Gauguin came to Arles in October and lived with Van Gogh. It didn't take long for their joint work to cause their distortion. Their close relationship of two months ended when Van Gogh cut his left ear as a result of the crisis. Gauguin left Arles. Van Gogh had voluntarily entered himself at Saint Rémy's Saint-Paul-de-Mausole asylum after he was hospitalized in Arles. When he couldn't take a picture outdoors in the hospital where he spent nearly a year, he either made copies of his own paintings or completed his unfinished paintings. He was doing these studies for his mother or sister.

 

The first version of "Van Gogh's Bedroom in Arles" was damaged during transportation. At Saint Rémy, he had copied two oil paintings on the same theme. These paintings have two jugs, bottles, and brushes on the table. There is a chair on both sides of the table. The two objects in the picture were interpreted as detecting the arrival of his friend or as a longing for a friend.

 

In "Van Gogh's Bedroom in Arles", which has three versions, some elements differ from each other. The image that appears here is one of the two copies he made in 1889 in Saint Rémy. With a self-portrait and the portrait of his sister Wil, a Japanese engraver was hung over the head of the bed.

 

Bibliography;

Walther, I.F., (2005). Van Gogh, Birinci Basım, Taschen/Remzi Kitabevi, İstanbul.

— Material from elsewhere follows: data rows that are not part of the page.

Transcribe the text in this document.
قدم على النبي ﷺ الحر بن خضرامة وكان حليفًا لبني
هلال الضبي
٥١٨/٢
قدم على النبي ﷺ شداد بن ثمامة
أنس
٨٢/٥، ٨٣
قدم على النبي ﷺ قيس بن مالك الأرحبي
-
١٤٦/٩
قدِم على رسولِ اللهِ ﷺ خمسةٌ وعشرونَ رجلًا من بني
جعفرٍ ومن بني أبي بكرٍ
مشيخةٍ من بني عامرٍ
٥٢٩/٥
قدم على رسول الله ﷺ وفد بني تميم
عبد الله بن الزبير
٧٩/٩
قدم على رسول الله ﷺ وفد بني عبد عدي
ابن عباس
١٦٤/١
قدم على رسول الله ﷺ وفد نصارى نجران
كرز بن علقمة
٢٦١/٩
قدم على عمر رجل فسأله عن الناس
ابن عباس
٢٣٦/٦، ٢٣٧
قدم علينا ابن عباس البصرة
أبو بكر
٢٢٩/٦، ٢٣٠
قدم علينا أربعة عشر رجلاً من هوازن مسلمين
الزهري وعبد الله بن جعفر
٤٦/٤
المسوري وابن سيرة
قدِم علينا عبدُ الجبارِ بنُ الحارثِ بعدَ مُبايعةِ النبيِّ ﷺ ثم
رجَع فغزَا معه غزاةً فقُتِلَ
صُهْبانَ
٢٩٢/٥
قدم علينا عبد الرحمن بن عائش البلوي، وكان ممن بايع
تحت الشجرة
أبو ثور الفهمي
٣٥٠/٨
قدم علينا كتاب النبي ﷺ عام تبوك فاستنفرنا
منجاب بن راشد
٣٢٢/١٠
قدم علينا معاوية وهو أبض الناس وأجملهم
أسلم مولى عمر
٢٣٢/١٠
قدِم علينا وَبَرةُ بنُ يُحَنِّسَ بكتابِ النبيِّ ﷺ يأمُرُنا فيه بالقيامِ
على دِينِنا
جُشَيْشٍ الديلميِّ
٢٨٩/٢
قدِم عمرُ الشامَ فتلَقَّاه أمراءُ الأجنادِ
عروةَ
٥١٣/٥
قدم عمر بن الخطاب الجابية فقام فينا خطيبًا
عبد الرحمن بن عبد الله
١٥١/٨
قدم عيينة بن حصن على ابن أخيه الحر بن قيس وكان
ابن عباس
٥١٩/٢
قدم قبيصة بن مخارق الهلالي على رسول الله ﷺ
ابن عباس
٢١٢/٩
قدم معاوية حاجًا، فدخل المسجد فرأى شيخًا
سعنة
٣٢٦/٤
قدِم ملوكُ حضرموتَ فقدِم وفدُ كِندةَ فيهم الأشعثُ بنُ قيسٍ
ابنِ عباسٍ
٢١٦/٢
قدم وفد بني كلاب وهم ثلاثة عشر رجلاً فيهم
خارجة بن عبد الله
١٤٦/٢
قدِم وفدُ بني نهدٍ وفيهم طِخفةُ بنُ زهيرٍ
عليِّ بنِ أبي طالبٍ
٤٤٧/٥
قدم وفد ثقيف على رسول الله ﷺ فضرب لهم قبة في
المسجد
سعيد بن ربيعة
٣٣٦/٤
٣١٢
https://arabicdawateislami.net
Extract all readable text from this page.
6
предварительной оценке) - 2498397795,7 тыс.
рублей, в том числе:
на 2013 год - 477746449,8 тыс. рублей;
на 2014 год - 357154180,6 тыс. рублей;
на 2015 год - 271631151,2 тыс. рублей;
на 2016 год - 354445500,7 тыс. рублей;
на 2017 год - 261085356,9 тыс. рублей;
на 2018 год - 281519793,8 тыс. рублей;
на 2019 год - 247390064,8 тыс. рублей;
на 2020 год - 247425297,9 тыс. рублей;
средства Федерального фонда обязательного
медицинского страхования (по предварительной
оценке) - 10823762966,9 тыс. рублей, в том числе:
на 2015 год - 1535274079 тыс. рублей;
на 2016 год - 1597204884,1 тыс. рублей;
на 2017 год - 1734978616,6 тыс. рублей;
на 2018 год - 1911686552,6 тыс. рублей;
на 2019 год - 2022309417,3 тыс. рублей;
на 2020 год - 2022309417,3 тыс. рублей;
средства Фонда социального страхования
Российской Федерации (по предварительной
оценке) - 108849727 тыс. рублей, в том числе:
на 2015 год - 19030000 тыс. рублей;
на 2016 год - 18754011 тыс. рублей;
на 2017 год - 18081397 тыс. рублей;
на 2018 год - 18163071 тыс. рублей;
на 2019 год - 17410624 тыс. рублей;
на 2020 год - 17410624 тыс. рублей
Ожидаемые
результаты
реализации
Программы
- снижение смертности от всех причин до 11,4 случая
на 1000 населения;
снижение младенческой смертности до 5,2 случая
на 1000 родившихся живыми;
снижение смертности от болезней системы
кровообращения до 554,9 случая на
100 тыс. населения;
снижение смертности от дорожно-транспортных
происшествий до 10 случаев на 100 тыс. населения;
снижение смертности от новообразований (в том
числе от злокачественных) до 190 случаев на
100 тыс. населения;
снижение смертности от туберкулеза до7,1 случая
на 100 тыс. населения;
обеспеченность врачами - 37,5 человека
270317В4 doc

Spence, D., (2015). Büyük Ressamlar Van Gogh, Üçüncü Baskı, Beta Yayınları, İstanbul.

Yetkin, S.K., (2007). Büyük Ressamlar, Birinci Baskı, Palme Yayıncılık, Ankara.

Çev: Kür, P., (2006). Theo'ya Mektuplar, Dördüncü Baskı, Yapı Kredi Yayınları, İstanbul.

Eroğlu, Ö., (2014). Üç Postempresyonist Ruh Cézanne-Van Gogh-Gauguin, Birinci Baskı, Tekhne Yayınlar, İstanbul.

Gombrich, E.H., (2002). Sanatın Öyküsü, Üçüncü Baskı, Remzi Kitabevi, İstanbul.